German producer prices rose 1.5% MoM in May and 7.2% from a year earlier

The euro managed to stage a bounce from fresh mid-April lows seen around 1.1885 earlier on Friday to get back above the 1.1900 figure during the European hours. The dollar remains on the offensive but the upside momentum has been slowing as traders have already digested a hawkish tone from the Federal Reserve.

Despite the latest bounce, the common currency remains vulnerable to fresh losses in the short term. On the data front, German producer prices rose 1.5% MoM in May and 7.2% from a year earlier. In the Eurozone, the current account surplus widened a tad to 31,4 billion euros from 30,0 billion euros. The data somehow helped ease the selling pressure surrounding the euro.

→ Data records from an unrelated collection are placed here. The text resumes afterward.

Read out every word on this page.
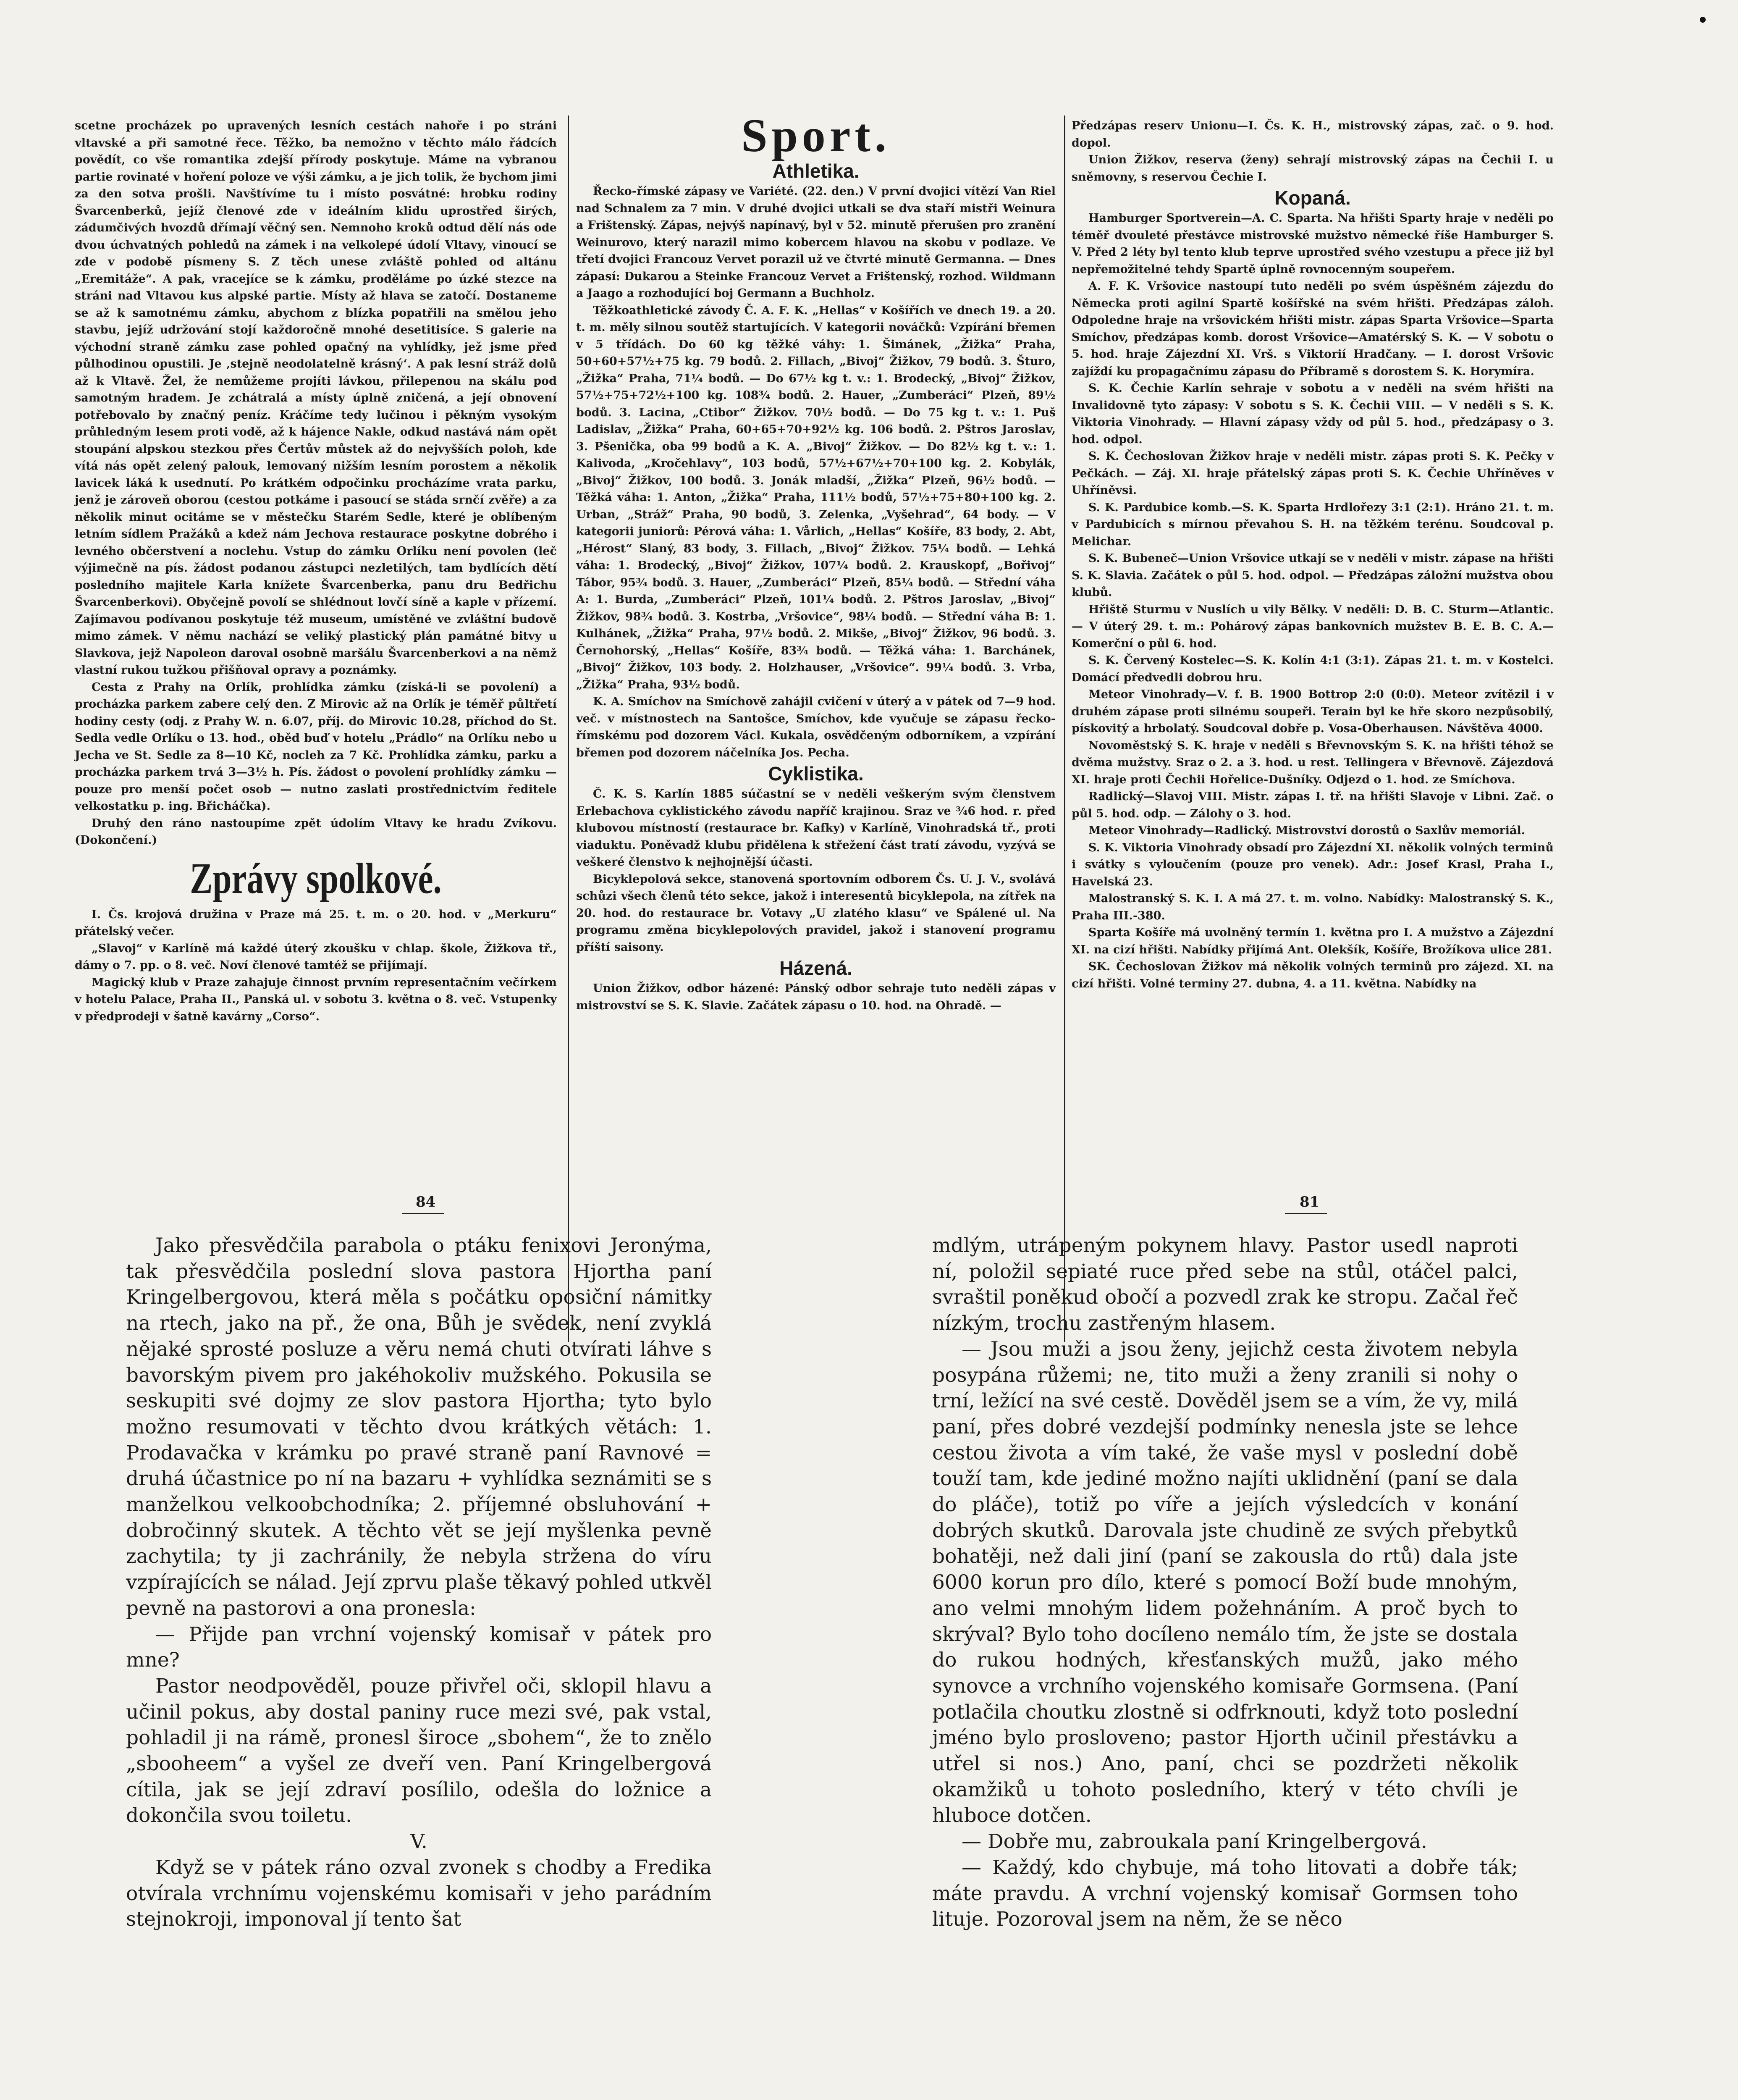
scetne procházek po upravených lesních cestách nahoře i po stráni vltavské a při samotné řece. Těžko, ba nemožno v těchto málo řádcích povědít, co vše romantika zdejší přírody poskytuje. Máme na vybranou partie rovinaté v hoření poloze ve výši zámku, a je jich tolik, že bychom jimi za den sotva prošli. Navštívíme tu i místo posvátné: hrobku rodiny Švarcenberků, jejíž členové zde v ideálním klidu uprostřed širých, zádumčivých hvozdů dřímají věčný sen. Nemnoho kroků odtud dělí nás ode dvou úchvatných pohledů na zámek i na velkolepé údolí Vltavy, vinoucí se zde v podobě písmeny S. Z těch unese zvláště pohled od altánu „Eremitáže“. A pak, vracejíce se k zámku, proděláme po úzké stezce na stráni nad Vltavou kus alpské partie. Místy až hlava se zatočí. Dostaneme se až k samotnému zámku, abychom z blízka popatřili na smělou jeho stavbu, jejíž udržování stojí každoročně mnohé desetitisíce. S galerie na východní straně zámku zase pohled opačný na vyhlídky, jež jsme před půlhodinou opustili. Je ‚stejně neodolatelně krásný‘. A pak lesní stráž dolů až k Vltavě. Žel, že nemůžeme projíti lávkou, přilepenou na skálu pod samotným hradem. Je zchátralá a místy úplně zničená, a její obnovení potřebovalo by značný peníz. Kráčíme tedy lučinou i pěkným vysokým průhledným lesem proti vodě, až k hájence Nakle, odkud nastává nám opět stoupání alpskou stezkou přes Čertův můstek až do nejvyšších poloh, kde vítá nás opět zelený palouk, lemovaný nižším lesním porostem a několik lavicek láká k usednutí. Po krátkém odpočinku procházíme vrata parku, jenž je zároveň oborou (cestou potkáme i pasoucí se stáda srnčí zvěře) a za několik minut ocitáme se v městečku Starém Sedle, které je oblíbeným letním sídlem Pražáků a kdež nám Jechova restaurace poskytne dobrého i levného občerstvení a noclehu. Vstup do zámku Orlíku není povolen (leč výjimečně na pís. žádost podanou zástupci nezletilých, tam bydlících dětí posledního majitele Karla knížete Švarcenberka, panu dru Bedřichu Švarcenberkovi). Obyčejně povolí se shlédnout lovčí síně a kaple v přízemí. Zajímavou podívanou poskytuje též museum, umístěné ve zvláštní budově mimo zámek. V němu nachází se veliký plastický plán památné bitvy u Slavkova, jejž Napoleon daroval osobně maršálu Švarcenberkovi a na němž vlastní rukou tužkou přišňoval opravy a poznámky.

Cesta z Prahy na Orlík, prohlídka zámku (získá-li se povolení) a procházka parkem zabere celý den. Z Mirovic až na Orlík je téměř půltřetí hodiny cesty (odj. z Prahy W. n. 6.07, příj. do Mirovic 10.28, příchod do St. Sedla vedle Orlíku o 13. hod., oběd buď v hotelu „Prádlo“ na Orlíku nebo u Jecha ve St. Sedle za 8—10 Kč, nocleh za 7 Kč. Prohlídka zámku, parku a procházka parkem trvá 3—3½ h. Pís. žádost o povolení prohlídky zámku — pouze pro menší počet osob — nutno zaslati prostřednictvím ředitele velkostatku p. ing. Břicháčka).

Druhý den ráno nastoupíme zpět údolím Vltavy ke hradu Zvíkovu. (Dokončení.)

Zprávy spolkové.

I. Čs. krojová družina v Praze má 25. t. m. o 20. hod. v „Merkuru“ přátelský večer.

„Slavoj“ v Karlíně má každé úterý zkoušku v chlap. škole, Žižkova tř., dámy o 7. pp. o 8. več. Noví členové tamtéž se přijímají.

Magický klub v Praze zahajuje činnost prvním representačním večírkem v hotelu Palace, Praha II., Panská ul. v sobotu 3. května o 8. več. Vstupenky v předprodeji v šatně kavárny „Corso“.

Sport.
Athletika.

Řecko-římské zápasy ve Variété. (22. den.) V první dvojici vítězí Van Riel nad Schnalem za 7 min. V druhé dvojici utkali se dva staří mistři Weinura a Frištenský. Zápas, nejvýš napínavý, byl v 52. minutě přerušen pro zranění Weinurovo, který narazil mimo kobercem hlavou na skobu v podlaze. Ve třetí dvojici Francouz Vervet porazil už ve čtvrté minutě Germanna. — Dnes zápasí: Dukarou a Steinke Francouz Vervet a Frištenský, rozhod. Wildmann a Jaago a rozhodující boj Germann a Buchholz.

Těžkoathletické závody Č. A. F. K. „Hellas“ v Košířích ve dnech 19. a 20. t. m. měly silnou soutěž startujících. V kategorii nováčků: Vzpírání břemen v 5 třídách. Do 60 kg těžké váhy: 1. Šimánek, „Žižka“ Praha, 50+60+57½+75 kg. 79 bodů. 2. Fillach, „Bivoj“ Žižkov, 79 bodů. 3. Šturo, „Žižka“ Praha, 71¼ bodů. — Do 67½ kg t. v.: 1. Brodecký, „Bivoj“ Žižkov, 57½+75+72½+100 kg. 108¾ bodů. 2. Hauer, „Zumberáci“ Plzeň, 89½ bodů. 3. Lacina, „Ctibor“ Žižkov. 70½ bodů. — Do 75 kg t. v.: 1. Puš Ladislav, „Žižka“ Praha, 60+65+70+92½ kg. 106 bodů. 2. Pštros Jaroslav, 3. Pšenička, oba 99 bodů a K. A. „Bivoj“ Žižkov. — Do 82½ kg t. v.: 1. Kalivoda, „Kročehlavy“, 103 bodů, 57½+67½+70+100 kg. 2. Kobylák, „Bivoj“ Žižkov, 100 bodů. 3. Jonák mladší, „Žižka“ Plzeň, 96½ bodů. — Těžká váha: 1. Anton, „Žižka“ Praha, 111½ bodů, 57½+75+80+100 kg. 2. Urban, „Stráž“ Praha, 90 bodů, 3. Zelenka, „Vyšehrad“, 64 body. — V kategorii juniorů: Pérová váha: 1. Vårlich, „Hellas“ Košíře, 83 body, 2. Abt, „Hérost“ Slaný, 83 body, 3. Fillach, „Bivoj“ Žižkov. 75¼ bodů. — Lehká váha: 1. Brodecký, „Bivoj“ Žižkov, 107¼ bodů. 2. Krauskopf, „Bořivoj“ Tábor, 95¾ bodů. 3. Hauer, „Zumberáci“ Plzeň, 85¼ bodů. — Střední váha A: 1. Burda, „Zumberáci“ Plzeň, 101¼ bodů. 2. Pštros Jaroslav, „Bivoj“ Žižkov, 98¾ bodů. 3. Kostrba, „Vršovice“, 98¼ bodů. — Střední váha B: 1. Kulhánek, „Žižka“ Praha, 97½ bodů. 2. Mikše, „Bivoj“ Žižkov, 96 bodů. 3. Černohorský, „Hellas“ Košíře, 83¾ bodů. — Těžká váha: 1. Barchánek, „Bivoj“ Žižkov, 103 body. 2. Holzhauser, „Vršovice“. 99¼ bodů. 3. Vrba, „Žižka“ Praha, 93½ bodů.

K. A. Smíchov na Smíchově zahájil cvičení v úterý a v pátek od 7—9 hod. več. v místnostech na Santošce, Smíchov, kde vyučuje se zápasu řecko-římskému pod dozorem Václ. Kukala, osvědčeným odborníkem, a vzpírání břemen pod dozorem náčelníka Jos. Pecha.

Cyklistika.

Č. K. S. Karlín 1885 súčastní se v neděli veškerým svým členstvem Erlebachova cyklistického závodu napříč krajinou. Sraz ve ¾6 hod. r. před klubovou místností (restaurace br. Kafky) v Karlíně, Vinohradská tř., proti viaduktu. Poněvadž klubu přidělena k střežení část tratí závodu, vyzývá se veškeré členstvo k nejhojnější účasti.

Bicyklepolová sekce, stanovená sportovním odborem Čs. U. J. V., svolává schůzi všech členů této sekce, jakož i interesentů bicyklepola, na zítřek na 20. hod. do restaurace br. Votavy „U zlatého klasu“ ve Spálené ul. Na programu změna bicyklepolových pravidel, jakož i stanovení programu příští saisony.

Házená.

Union Žižkov, odbor házené: Pánský odbor sehraje tuto neděli zápas v mistrovství se S. K. Slavie. Začátek zápasu o 10. hod. na Ohradě. —

Předzápas reserv Unionu—I. Čs. K. H., mistrovský zápas, zač. o 9. hod. dopol.

Union Žižkov, reserva (ženy) sehrají mistrovský zápas na Čechii I. u sněmovny, s reservou Čechie I.

Kopaná.

Hamburger Sportverein—A. C. Sparta. Na hřišti Sparty hraje v neděli po téměř dvouleté přestávce mistrovské mužstvo německé říše Hamburger S. V. Před 2 léty byl tento klub teprve uprostřed svého vzestupu a přece již byl nepřemožitelné tehdy Spartě úplně rovnocenným soupeřem.

A. F. K. Vršovice nastoupí tuto neděli po svém úspěšném zájezdu do Německa proti agilní Spartě košířské na svém hřišti. Předzápas záloh. Odpoledne hraje na vršovickém hřišti mistr. zápas Sparta Vršovice—Sparta Smíchov, předzápas komb. dorost Vršovice—Amatérský S. K. — V sobotu o 5. hod. hraje Zájezdní XI. Vrš. s Viktorií Hradčany. — I. dorost Vršovic zajíždí ku propagačnímu zápasu do Příbramě s dorostem S. K. Horymíra.

S. K. Čechie Karlín sehraje v sobotu a v neděli na svém hřišti na Invalidovně tyto zápasy: V sobotu s S. K. Čechii VIII. — V neděli s S. K. Viktoria Vinohrady. — Hlavní zápasy vždy od půl 5. hod., předzápasy o 3. hod. odpol.

S. K. Čechoslovan Žižkov hraje v neděli mistr. zápas proti S. K. Pečky v Pečkách. — Záj. XI. hraje přátelský zápas proti S. K. Čechie Uhříněves v Uhříněvsi.

S. K. Pardubice komb.—S. K. Sparta Hrdlořezy 3:1 (2:1). Hráno 21. t. m. v Pardubicích s mírnou převahou S. H. na těžkém terénu. Soudcoval p. Melichar.

S. K. Bubeneč—Union Vršovice utkají se v neděli v mistr. zápase na hřišti S. K. Slavia. Začátek o půl 5. hod. odpol. — Předzápas záložní mužstva obou klubů.

Hřiště Sturmu v Nuslích u vily Bělky. V neděli: D. B. C. Sturm—Atlantic. — V úterý 29. t. m.: Pohárový zápas bankovních mužstev B. E. B. C. A.—Komerční o půl 6. hod.

S. K. Červený Kostelec—S. K. Kolín 4:1 (3:1). Zápas 21. t. m. v Kostelci. Domácí předvedli dobrou hru.

Meteor Vinohrady—V. f. B. 1900 Bottrop 2:0 (0:0). Meteor zvítězil i v druhém zápase proti silnému soupeři. Terain byl ke hře skoro nezpůsobilý, pískovitý a hrbolatý. Soudcoval dobře p. Vosa-Oberhausen. Návštěva 4000.

Novoměstský S. K. hraje v neděli s Břevnovským S. K. na hřišti téhož se dvěma mužstvy. Sraz o 2. a 3. hod. u rest. Tellingera v Břevnově. Zájezdová XI. hraje proti Čechii Hořelice-Dušníky. Odjezd o 1. hod. ze Smíchova.

Radlický—Slavoj VIII. Mistr. zápas I. tř. na hřišti Slavoje v Libni. Zač. o půl 5. hod. odp. — Zálohy o 3. hod.

Meteor Vinohrady—Radlický. Mistrovství dorostů o Saxlův memoriál.

S. K. Viktoria Vinohrady obsadí pro Zájezdní XI. několik volných terminů i svátky s vyloučením (pouze pro venek). Adr.: Josef Krasl, Praha I., Havelská 23.

Malostranský S. K. I. A má 27. t. m. volno. Nabídky: Malostranský S. K., Praha III.-380.

Sparta Košíře má uvolněný termín 1. května pro I. A mužstvo a Zájezdní XI. na cizí hřišti. Nabídky přijímá Ant. Olekšík, Košíře, Brožíkova ulice 281.

SK. Čechoslovan Žižkov má několik volných terminů pro zájezd. XI. na cizí hřišti. Volné terminy 27. dubna, 4. a 11. května. Nabídky na

84	81

Jako přesvědčila parabola o ptáku fenixovi Jeronýma, tak přesvědčila poslední slova pastora Hjortha paní Kringelbergovou, která měla s počátku oposiční námitky na rtech, jako na př., že ona, Bůh je svědek, není zvyklá nějaké sprosté posluze a věru nemá chuti otvírati láhve s bavorským pivem pro jakéhokoliv mužského. Pokusila se seskupiti své dojmy ze slov pastora Hjortha; tyto bylo možno resumovati v těchto dvou krátkých větách: 1. Prodavačka v krámku po pravé straně paní Ravnové = druhá účastnice po ní na bazaru + vyhlídka seznámiti se s manželkou velkoobchodníka; 2. příjemné obsluhování + dobročinný skutek. A těchto vět se její myšlenka pevně zachytila; ty ji zachránily, že nebyla stržena do víru vzpírajících se nálad. Její zprvu plaše těkavý pohled utkvěl pevně na pastorovi a ona pronesla:

— Přijde pan vrchní vojenský komisař v pátek pro mne?

Pastor neodpověděl, pouze přivřel oči, sklopil hlavu a učinil pokus, aby dostal paniny ruce mezi své, pak vstal, pohladil ji na rámě, pronesl široce „sbohem“, že to znělo „sbooheem“ a vyšel ze dveří ven. Paní Kringelbergová cítila, jak se její zdraví posílilo, odešla do ložnice a dokončila svou toiletu.

V.

Když se v pátek ráno ozval zvonek s chodby a Fredika otvírala vrchnímu vojenskému komisaři v jeho parádním stejnokroji, imponoval jí tento šat

mdlým, utrápeným pokynem hlavy. Pastor usedl naproti ní, položil sepiaté ruce před sebe na stůl, otáčel palci, svraštil poněkud obočí a pozvedl zrak ke stropu. Začal řeč nízkým, trochu zastřeným hlasem.

— Jsou muži a jsou ženy, jejichž cesta životem nebyla posypána růžemi; ne, tito muži a ženy zranili si nohy o trní, ležící na své cestě. Dověděl jsem se a vím, že vy, milá paní, přes dobré vezdejší podmínky nenesla jste se lehce cestou života a vím také, že vaše mysl v poslední době touží tam, kde jediné možno najíti uklidnění (paní se dala do pláče), totiž po víře a jejích výsledcích v konání dobrých skutků. Darovala jste chudině ze svých přebytků bohatěji, než dali jiní (paní se zakousla do rtů) dala jste 6000 korun pro dílo, které s pomocí Boží bude mnohým, ano velmi mnohým lidem požehnáním. A proč bych to skrýval? Bylo toho docíleno nemálo tím, že jste se dostala do rukou hodných, křesťanských mužů, jako mého synovce a vrchního vojenského komisaře Gormsena. (Paní potlačila choutku zlostně si odfrknouti, když toto poslední jméno bylo prosloveno; pastor Hjorth učinil přestávku a utřel si nos.) Ano, paní, chci se pozdržeti několik okamžiků u tohoto posledního, který v této chvíli je hluboce dotčen.

— Dobře mu, zabroukala paní Kringelbergová.

— Každý, kdo chybuje, má toho litovati a dobře ták; máte pravdu. A vrchní vojenský komisař Gormsen toho lituje. Pozoroval jsem na něm, že se něco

Earlier in the day, the USD index advanced to fresh two-month highs beyond the 92.00 figure before easing slightly as the US 10-year yields appear side-lined around 1.50%, struggling to extend the ascent as the positive momentum from the Fed’s meeting started to fade.

Still, the dollar will likely stay on the offensive in the short term as traders started to bet on rising interest rates earlier than expected in order to prevent overheating of the US economy amid rising inflation.

As such, the euro will likely struggle to regain the 1.2000 figure in the coming days while the overall bullish trend remains intact. On the weekly charts, the pair is now below the 20-week simple moving average, suffering losses for the third week in a row. However, only a break below 1.1700 would derail a broader uptrend from May 2020.

In the immediate term, EURUSD needs to confirm a recovery above 1.1900 in order to retarget the 200-DMA that arrives at 1.1990, followed by the 100-DMA (today at 1.2035) and the descending 20-DMA in the 1.2140 region.